Nextwave #6 (Warren Ellis/Stuart Immonen, Marvel)
This issue is light on wackiness and heavy on action, which Immonen does a good job with, but it's not exactly the book's forte. Of course, it's not like Ellis abandons the absurdity, and I especially liked this issue's Atomic Puppies ("yap yap bang"). Now that the team has faced off against Dirk Anger for six straight issues and sort of defeated him at the end of this issue, I hope they move on to some new villains that aren't just sent as distractions by H.A.T.E., and maybe get some motivation and purpose other than just stopping Dirk Anger. Also possibly more Atomic Puppies.
Runaways #17 (Brian K. Vaughan/Adrian Alphona, Marvel)
It's good to see Karolina back, even if it might just be so she can be the one who dies in the next issue. My guess is that the character who gets shot in this issue's cliffhanger is the one person guaranteed not to die next time, since that would be a little too obvious. Once again, I'm struck by how much of a loss it will be no matter which of these characters dies, and that's a testament to how well Vaughan's developed them, but it also means he'll have to tell a great story next to make whoever's death it is seem worthwhile.

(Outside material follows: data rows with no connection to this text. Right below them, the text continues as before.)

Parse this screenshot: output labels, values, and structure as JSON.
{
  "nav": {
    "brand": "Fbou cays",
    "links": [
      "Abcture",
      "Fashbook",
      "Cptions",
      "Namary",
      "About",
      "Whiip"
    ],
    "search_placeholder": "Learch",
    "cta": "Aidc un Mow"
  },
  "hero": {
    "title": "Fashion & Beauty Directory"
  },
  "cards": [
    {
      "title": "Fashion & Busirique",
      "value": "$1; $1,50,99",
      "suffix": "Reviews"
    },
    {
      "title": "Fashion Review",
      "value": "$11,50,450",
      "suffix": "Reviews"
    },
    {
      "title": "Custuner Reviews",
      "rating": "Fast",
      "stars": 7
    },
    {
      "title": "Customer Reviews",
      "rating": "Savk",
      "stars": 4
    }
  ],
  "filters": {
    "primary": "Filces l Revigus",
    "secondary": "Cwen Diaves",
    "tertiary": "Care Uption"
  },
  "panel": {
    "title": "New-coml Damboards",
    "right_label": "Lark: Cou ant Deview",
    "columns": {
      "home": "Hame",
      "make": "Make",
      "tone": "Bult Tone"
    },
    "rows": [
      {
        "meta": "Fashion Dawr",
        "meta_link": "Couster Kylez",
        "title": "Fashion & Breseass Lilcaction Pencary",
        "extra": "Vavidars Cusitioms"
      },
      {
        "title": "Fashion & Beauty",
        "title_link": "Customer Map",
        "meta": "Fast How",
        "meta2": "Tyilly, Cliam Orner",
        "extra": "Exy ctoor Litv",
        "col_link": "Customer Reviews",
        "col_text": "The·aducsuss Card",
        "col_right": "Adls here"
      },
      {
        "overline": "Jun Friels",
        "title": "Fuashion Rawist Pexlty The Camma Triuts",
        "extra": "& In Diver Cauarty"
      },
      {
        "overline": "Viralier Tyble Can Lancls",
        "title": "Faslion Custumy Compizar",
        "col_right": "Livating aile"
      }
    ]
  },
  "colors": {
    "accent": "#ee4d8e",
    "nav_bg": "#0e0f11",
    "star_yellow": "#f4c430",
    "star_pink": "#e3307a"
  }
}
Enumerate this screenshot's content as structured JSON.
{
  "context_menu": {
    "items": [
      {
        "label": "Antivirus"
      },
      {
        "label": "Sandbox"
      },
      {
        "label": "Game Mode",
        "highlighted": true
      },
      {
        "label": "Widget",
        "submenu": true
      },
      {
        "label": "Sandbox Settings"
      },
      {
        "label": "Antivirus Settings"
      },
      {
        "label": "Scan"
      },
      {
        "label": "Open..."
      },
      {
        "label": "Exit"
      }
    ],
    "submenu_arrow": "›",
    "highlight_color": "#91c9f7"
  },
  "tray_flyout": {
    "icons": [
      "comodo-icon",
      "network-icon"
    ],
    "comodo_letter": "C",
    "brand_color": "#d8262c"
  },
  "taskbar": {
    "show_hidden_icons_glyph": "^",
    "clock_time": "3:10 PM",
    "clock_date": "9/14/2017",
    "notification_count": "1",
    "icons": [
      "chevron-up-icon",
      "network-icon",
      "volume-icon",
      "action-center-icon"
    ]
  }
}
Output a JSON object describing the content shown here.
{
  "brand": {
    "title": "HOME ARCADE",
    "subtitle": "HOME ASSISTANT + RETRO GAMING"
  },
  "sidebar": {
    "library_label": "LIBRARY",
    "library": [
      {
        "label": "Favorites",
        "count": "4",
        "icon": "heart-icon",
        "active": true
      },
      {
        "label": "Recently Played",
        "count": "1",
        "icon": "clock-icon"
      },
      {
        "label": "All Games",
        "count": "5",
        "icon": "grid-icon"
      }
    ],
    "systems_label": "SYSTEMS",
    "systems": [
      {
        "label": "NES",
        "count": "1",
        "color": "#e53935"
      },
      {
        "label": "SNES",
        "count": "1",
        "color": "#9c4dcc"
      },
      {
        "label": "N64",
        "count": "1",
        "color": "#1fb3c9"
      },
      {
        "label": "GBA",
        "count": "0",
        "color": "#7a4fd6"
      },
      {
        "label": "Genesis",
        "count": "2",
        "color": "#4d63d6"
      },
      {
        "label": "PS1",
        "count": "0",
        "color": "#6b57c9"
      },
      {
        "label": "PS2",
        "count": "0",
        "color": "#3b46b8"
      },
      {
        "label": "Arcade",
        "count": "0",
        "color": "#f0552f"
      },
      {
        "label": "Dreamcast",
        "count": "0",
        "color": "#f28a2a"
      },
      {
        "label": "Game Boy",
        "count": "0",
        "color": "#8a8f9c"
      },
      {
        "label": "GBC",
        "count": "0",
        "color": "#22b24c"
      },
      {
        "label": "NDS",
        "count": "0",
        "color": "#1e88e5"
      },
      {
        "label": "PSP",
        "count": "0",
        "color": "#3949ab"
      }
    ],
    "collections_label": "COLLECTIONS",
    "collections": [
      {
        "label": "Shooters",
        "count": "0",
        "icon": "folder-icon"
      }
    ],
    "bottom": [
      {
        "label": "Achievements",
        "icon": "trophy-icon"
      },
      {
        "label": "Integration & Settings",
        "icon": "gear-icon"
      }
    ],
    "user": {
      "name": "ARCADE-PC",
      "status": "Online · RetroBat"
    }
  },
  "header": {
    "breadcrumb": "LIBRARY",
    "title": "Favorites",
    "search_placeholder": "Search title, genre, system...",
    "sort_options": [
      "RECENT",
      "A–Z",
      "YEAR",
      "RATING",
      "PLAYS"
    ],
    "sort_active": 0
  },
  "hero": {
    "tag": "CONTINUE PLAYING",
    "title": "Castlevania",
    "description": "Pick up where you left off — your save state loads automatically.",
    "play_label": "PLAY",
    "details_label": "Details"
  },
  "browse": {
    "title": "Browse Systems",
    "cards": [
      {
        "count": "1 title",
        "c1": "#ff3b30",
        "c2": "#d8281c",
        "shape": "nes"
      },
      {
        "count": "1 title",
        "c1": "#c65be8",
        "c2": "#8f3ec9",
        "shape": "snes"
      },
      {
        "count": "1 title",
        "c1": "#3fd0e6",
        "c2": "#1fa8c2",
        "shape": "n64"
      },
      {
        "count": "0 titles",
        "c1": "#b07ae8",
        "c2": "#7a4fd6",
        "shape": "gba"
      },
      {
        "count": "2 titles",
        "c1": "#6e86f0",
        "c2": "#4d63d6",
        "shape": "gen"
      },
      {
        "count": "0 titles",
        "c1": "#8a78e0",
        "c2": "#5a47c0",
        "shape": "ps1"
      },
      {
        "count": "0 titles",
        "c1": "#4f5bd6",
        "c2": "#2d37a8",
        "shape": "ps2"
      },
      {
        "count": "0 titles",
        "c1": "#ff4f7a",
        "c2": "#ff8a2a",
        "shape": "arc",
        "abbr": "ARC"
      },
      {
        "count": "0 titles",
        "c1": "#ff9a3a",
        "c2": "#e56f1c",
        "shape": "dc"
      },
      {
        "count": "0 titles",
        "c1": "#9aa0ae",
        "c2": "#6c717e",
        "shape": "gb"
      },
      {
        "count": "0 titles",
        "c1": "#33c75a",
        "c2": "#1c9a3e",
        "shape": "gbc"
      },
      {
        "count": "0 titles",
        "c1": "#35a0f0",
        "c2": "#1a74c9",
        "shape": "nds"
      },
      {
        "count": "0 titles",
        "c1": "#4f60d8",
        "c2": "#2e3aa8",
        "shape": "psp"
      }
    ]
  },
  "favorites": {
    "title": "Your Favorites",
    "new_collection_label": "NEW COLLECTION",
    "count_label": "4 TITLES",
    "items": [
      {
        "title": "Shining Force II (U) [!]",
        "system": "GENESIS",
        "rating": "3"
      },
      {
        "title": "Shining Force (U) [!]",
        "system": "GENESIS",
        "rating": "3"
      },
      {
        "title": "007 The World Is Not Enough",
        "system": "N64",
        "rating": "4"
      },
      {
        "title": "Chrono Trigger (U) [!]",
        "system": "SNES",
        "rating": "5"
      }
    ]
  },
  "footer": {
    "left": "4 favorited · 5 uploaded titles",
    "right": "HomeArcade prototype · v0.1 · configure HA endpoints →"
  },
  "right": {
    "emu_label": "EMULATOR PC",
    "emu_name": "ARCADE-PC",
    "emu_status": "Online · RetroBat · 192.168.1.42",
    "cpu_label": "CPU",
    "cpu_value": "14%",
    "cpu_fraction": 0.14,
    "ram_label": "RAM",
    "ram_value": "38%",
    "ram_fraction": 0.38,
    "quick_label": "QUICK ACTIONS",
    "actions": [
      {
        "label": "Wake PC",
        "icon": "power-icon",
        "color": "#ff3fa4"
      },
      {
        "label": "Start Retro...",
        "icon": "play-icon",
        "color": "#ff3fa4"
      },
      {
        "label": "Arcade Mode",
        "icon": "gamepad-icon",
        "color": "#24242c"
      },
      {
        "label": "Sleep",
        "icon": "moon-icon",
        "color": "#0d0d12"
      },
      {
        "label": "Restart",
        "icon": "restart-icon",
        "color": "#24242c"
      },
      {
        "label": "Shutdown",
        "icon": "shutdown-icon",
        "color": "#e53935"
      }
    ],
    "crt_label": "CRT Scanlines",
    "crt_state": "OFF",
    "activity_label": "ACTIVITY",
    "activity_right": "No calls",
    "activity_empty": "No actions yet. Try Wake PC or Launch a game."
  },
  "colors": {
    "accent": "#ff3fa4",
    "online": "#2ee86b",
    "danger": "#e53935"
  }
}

Savage Dragon #127 (Erik Larsen, Image)
Larsen does his own take on "One Year Later," taking us far ahead in the world ruled by Mr. Glum. I like the way he's committed to this storyline, and that this totalitarian society is different from the one ruled by Sebastian Khan that came about back in issue 75. The whole world is brainwashed to attack Dragon on sight, and even if we know he's going to triumph eventually, it's still a pretty dire situation for him. Larsen also shows how his commitment to telling stories in real time brings about real change, as Angel is now far from the cute, inquisitive kid she was when Larsen first introduced her, and she's now clearly entering puberty and experiencing romantic feelings (for Mr. Glum, which is a little disturbing). Although Angel's blunt little kid bit was always entertaining, I respect Larsen for sticking with his established formula and letting it go by letting her grow up. Once again he proves, even after 127 issues, that he's capable of taking things in new directions.
X-Factor #8 (Peter David/Dennis Calero, Marvel)
This is a Civil War crossover, but David integrates it pretty seamlessly and keeps on with all his other major plotlines - sometimes it seems like he's the only writer at Marvel still paying attention to the repercussions of House of M. I've still yet to be convinced that Layla Miller is a real, worthwhile character, but she's getting there, and I'm curious to see what David does with Quicksilver. I didn't read Son of M, but I heard good things about it, and David had an interesting take on the character back in his earlier X-Factor days.
Young Avengers #12 (Allan Heinberg/Jim Cheung, Marvel)
Finally the first season wraps up, and it does feel like a finale in many ways. Heinberg resolves most of the long-running conflicts, gives the team a definitive lineup and codenames, and sets them on their way. After all the fanfare and high quality this book debuted with, it's sort of petered out a bit, and honestly I'm not that disappointed to see it take some time off. It's still a fun superhero book, but the lateness has hurt and the sense of excitement has waned a bit - this issue is a big fight scene, mostly, and a nice little coda, but that's it. I'm hoping the time away will find the creators returning with renewed energy. This issue also has a weird random back-up strip by Karl Kesel and David Hahn about some new character called the Masked Marvel, which is basically a really long and not very funny comics industry in-joke. It's kind of cute and has nice art by Hahn, but I'm not exactly sure what the point is, since this character seems like more of a one-note joke than a potential new star.